To asynchronously suspend your async task on the durability of writes, we support the flush_async method, which returns a Future that your async tasks can await the completion of if they require high durability guarantees and you are willing to pay the latency costs of fsync. Note that sled automatically tries to sync all data to disk several times per second in the background without blocking user threads.

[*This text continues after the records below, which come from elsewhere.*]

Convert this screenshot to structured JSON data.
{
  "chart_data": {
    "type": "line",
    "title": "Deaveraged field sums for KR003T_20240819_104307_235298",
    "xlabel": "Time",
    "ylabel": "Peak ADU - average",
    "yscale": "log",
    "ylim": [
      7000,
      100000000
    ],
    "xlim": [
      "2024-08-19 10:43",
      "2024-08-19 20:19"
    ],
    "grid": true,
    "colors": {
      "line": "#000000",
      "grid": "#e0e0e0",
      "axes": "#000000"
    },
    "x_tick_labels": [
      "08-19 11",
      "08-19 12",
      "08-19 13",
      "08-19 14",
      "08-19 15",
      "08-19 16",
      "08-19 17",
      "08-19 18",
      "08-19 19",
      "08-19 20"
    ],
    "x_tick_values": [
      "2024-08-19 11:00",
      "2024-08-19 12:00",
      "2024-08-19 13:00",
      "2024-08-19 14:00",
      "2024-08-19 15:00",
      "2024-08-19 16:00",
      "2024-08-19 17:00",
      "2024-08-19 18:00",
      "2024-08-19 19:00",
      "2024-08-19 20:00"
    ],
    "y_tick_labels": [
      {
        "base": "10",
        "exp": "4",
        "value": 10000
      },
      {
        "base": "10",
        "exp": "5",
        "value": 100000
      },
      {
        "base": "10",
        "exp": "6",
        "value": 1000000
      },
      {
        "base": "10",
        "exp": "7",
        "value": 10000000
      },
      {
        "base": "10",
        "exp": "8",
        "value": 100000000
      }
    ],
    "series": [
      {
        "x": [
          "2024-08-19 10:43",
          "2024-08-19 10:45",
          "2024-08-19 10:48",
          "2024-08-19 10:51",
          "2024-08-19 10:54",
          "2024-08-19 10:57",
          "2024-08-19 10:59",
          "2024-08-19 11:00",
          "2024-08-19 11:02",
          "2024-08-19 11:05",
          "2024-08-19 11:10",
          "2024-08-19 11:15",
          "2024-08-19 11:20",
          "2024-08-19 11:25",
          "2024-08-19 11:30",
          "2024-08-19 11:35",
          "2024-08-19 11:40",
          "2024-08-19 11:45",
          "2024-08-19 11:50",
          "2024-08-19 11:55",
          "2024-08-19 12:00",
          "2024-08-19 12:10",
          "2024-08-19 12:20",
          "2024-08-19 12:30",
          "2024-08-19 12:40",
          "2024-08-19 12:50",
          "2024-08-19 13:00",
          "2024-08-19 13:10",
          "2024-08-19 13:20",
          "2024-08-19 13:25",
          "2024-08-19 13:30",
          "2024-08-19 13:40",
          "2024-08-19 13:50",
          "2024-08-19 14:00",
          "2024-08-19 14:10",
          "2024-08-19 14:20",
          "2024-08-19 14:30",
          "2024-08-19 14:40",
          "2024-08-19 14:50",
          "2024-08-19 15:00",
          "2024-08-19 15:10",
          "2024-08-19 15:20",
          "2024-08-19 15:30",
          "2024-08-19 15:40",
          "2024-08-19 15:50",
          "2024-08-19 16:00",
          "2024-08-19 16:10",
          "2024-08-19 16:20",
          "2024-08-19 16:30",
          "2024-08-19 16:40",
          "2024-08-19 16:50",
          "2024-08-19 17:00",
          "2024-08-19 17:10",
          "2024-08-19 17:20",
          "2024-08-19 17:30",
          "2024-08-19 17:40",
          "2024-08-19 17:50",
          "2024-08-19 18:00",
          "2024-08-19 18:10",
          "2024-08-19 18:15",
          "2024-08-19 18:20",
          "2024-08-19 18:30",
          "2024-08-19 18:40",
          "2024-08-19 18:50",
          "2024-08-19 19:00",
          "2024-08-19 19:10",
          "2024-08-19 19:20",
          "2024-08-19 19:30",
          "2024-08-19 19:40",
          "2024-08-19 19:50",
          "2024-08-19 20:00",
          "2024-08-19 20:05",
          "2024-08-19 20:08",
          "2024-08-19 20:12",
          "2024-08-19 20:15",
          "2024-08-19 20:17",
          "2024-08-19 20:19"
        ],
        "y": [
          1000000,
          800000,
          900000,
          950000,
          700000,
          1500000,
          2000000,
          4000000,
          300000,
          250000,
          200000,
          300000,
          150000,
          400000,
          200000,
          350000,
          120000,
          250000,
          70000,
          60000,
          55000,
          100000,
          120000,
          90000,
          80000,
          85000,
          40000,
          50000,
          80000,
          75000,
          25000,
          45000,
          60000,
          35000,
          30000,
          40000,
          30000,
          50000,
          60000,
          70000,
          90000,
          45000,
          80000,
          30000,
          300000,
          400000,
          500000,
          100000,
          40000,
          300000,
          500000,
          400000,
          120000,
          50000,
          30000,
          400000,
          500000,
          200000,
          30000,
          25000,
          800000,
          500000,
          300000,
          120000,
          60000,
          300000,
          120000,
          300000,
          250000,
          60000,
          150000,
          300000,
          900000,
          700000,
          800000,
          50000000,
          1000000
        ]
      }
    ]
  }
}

We support async subscription to events that happen on key prefixes, because the Subscriber struct implements Future<Output=Option<Event>>:

let sled = sled::open("my_db").unwrap();

let mut sub = sled.watch_prefix("");

sled.insert(b"a", b"a").unwrap();

extreme::run(async move {
    while let Some(event) = (&mut sub).await {
        println!("got event {:?}", event);
    }
});

minimum supported Rust version (MSRV)

We support Rust 1.62 and up.

architecture

lock-free tree on a lock-free pagecache on a lock-free log. the pagecache scatters partial page fragments across the log, rather than rewriting entire pages at a time as B+ trees for spinning disks historically have. on page reads, we concurrently scatter-gather reads across the log to materialize the page from its fragments. check out the architectural outlook for a more detailed overview of where we're at and where we see things going!

philosophy

  1. don't make the user think. the interface should be obvious.
  2. don't surprise users with performance traps.
  3. don't wake up operators. bring reliability techniques from academia into real-world practice.
  4. don't use so much electricity. our data structures should play to modern hardware's strengths.

known issues, warnings

priorities

  1. A full rewrite of sled's storage subsystem is happening on a modular basis as part of the komora project, in particular the marble storage engine. This will dramatically lower both the disk space usage (space amplification) and garbage collection overhead (write amplification) of sled.
  2. The memory layout of tree nodes is being completely rewritten to reduce fragmentation and eliminate serialization costs.
  3. The merge operator feature will change into a trigger feature that resembles traditional database triggers, allowing state to be modified as part of the same atomic writebatch that triggered it for retaining serializability with reactive semantics.